ESG push for net-zero emissions in agriculture will destroy farms, raise food prices, group warns
According to the report, farmers will see costs rise at least 34% as a result of net-zero emissions policies and corporate ESG reporting requirements. Families' annual grocery bills will go up by 15%.
Consumers’ Research, a consumer advocacy nonprofit group, launched a six-figure campaign this month to raise awareness about the threat posed by environment, social and governance (ESG) on agriculture. This effort will, according to Consumers’ Research, will drive up the cost of operation on America’s farms and increase food prices at a time when consumers are already struggling with the impacts of inflation on their grocery bills.
“A lot has been made of the net zero push on the fossil fuel industry, and people are starting to wake up to the implications it has on the electrical grid. The reason we launched this campaign is we want to make sure people understand it goes farther than that — all the way to the apple that you buy at the grocery store,” Will Hild, executive director of Consumers’ Research, told Just the News.
The six-figure Consumers’ Research campaign includes television ads airing in Washington, D.C., and New York, a billboard in Times Square, a website, a series of mobile billboards in D.C., New York City, and Charlotte, North Carolina, and a digital campaign.
Targeted
Agriculture has become a favorite target of climate activists and the ESG movement. Earlier this year, the World Economic Forum (WEF) released a report on models for financing a “sustainable transition” in agriculture.
“Global food systems need to shift rapidly to more sustainable forms of production as part of broader food system transformation efforts. Food systems accounted for more than 30% of global greenhouse gas emissions in 2020,” the report warns.

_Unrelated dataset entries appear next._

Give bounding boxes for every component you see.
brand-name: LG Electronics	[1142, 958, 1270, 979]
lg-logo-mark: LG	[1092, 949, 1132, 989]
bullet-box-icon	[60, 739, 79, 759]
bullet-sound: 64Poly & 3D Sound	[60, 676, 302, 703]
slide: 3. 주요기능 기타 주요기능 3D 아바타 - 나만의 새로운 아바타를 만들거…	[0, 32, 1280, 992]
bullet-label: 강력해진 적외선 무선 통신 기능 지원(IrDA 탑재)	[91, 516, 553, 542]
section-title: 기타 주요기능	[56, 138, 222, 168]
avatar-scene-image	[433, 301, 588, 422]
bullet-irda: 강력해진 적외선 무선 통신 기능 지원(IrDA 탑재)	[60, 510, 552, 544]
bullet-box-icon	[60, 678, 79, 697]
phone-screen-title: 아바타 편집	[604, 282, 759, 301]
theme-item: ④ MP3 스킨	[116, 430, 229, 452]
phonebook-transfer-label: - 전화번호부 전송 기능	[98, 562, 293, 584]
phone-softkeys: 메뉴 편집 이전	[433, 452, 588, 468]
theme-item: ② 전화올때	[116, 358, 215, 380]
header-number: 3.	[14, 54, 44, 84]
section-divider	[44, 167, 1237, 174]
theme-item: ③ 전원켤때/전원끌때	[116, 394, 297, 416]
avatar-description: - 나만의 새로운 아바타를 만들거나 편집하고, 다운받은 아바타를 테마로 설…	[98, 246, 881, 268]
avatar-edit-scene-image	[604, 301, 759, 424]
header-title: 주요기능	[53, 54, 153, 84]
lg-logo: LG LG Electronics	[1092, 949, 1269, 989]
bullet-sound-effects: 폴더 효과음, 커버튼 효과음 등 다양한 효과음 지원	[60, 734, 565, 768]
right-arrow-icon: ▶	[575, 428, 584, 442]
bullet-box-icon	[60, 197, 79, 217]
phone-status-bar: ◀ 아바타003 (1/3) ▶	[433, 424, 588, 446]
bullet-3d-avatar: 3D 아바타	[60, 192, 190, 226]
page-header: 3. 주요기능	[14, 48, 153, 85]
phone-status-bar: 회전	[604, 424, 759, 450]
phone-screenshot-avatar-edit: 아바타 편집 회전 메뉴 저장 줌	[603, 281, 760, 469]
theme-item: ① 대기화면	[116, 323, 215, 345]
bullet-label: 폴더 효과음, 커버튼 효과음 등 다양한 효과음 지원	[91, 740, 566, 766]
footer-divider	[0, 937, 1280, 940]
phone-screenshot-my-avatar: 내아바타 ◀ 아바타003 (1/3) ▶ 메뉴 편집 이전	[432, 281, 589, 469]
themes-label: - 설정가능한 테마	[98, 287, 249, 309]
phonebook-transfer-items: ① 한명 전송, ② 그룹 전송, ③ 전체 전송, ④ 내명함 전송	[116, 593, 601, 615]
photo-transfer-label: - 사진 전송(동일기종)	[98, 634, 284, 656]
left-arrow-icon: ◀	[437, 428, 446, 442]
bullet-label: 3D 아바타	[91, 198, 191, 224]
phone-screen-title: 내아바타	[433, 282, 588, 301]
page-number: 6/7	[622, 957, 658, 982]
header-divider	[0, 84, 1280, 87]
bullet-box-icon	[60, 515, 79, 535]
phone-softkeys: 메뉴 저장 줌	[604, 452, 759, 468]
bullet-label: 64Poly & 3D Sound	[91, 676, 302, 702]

Modern agriculture has led to massive increases in crop yields for just about every crop across multiple regions of the globe, but according to the WEF report, it’s causing climate change, destroying rainforests, and draining global freshwater supplies.
Among other initiatives it proposes, the report says farmers should be “offered a flexible stack of financial and non-financial services” to get them to switch to regenerative agriculture. Regenerative farming is an organic approach to agriculture that, among other things, uses manure instead of modern fertilizers.
In 2022, Sri Lanka became an organic farming experiment when it banned modern pesticides and fertilizers, which resulted in a complete collapse of the Asian nation’s agriculture sector and economy.
Hild said the ESG movement is pushing American farms in the same direction. While ESG standards are thought of as something that’s adopted by corporations, Hild said these are filtering down to the family farm. The banks, he explained, are going to start using their loan portfolios to put net-zero emissions requirements into finance. These standards would assess the emissions along the entire supply chain, what’s called Scope 3 emissions. This means that getting a loan or crop insurance, both of which are vital to family farms, would require the operations to hit emission reduction targets.
Blackrock CEO “Larry Fink sitting on Wall Street like a fat cat is going to be dictating what the Johnson family farm can do,” Hild said. Blackrock has been a key proponent of ESG initiatives in the world of finance.
The Buckeye Institute, a free-market think tank, released a report earlier this year estimating the cost of compliance with net-zero emissions policies and corporate ESG reporting requirements on American farms. According to the report, farmers will see costs rise at least 34%.
When these costs are passed onto the consumer, a family with an annual grocery bill of $8,320 can expect that to go up by 15% to $9,650. The cost of American cheese will rise an estimated 78%, beef 70%, and sugar 43%.
Disappearing farms
In a video on the Consumers’ Research campaign website, Stephanie Nash, who helps run a dairy farm near Nashville, Tennessee, told Hild how her family moved the family’s operations from California to Tennessee due to water availability concerns and burdensome regulations, which she said drove up the cost of the operation.
Among the requirements in California are digesters, which reduce the methane given off by animal wastes. Nash said, besides the cost, there’s another problem with regulatory compliance.
“Eventually the government is going to ask for more,” she said.
The dairies receive carbon credits for their digesters, but the Nash family worried what happens when the government asks for more carbon credits and they have none to give.
Dairy farms across the U.S., Nash explained, are disappearing. As a result of the high cost of operations, Nash said, there were approximately 75,000 dairies in the U.S. in 2003, and there are approximately 25,000 today.
“ESG has been a big factor on how we can be as producers, how we as farmers and ranchers are able to produce food for America and the world,” she said.
Hild said the problem with these agricultural-related ESG measures is they’re set by people who have never farmed and have no idea what it takes to make an agricultural operation work. He said it’s the embodiment of what former President Dwight Eisenhower meant when he said that “farming looks mighty easy when your plow is a pencil and you're a thousand miles from the corn field.”
“It's really easy to plan all this stuff out when you don't have to actually do it in the real world,” Hild said.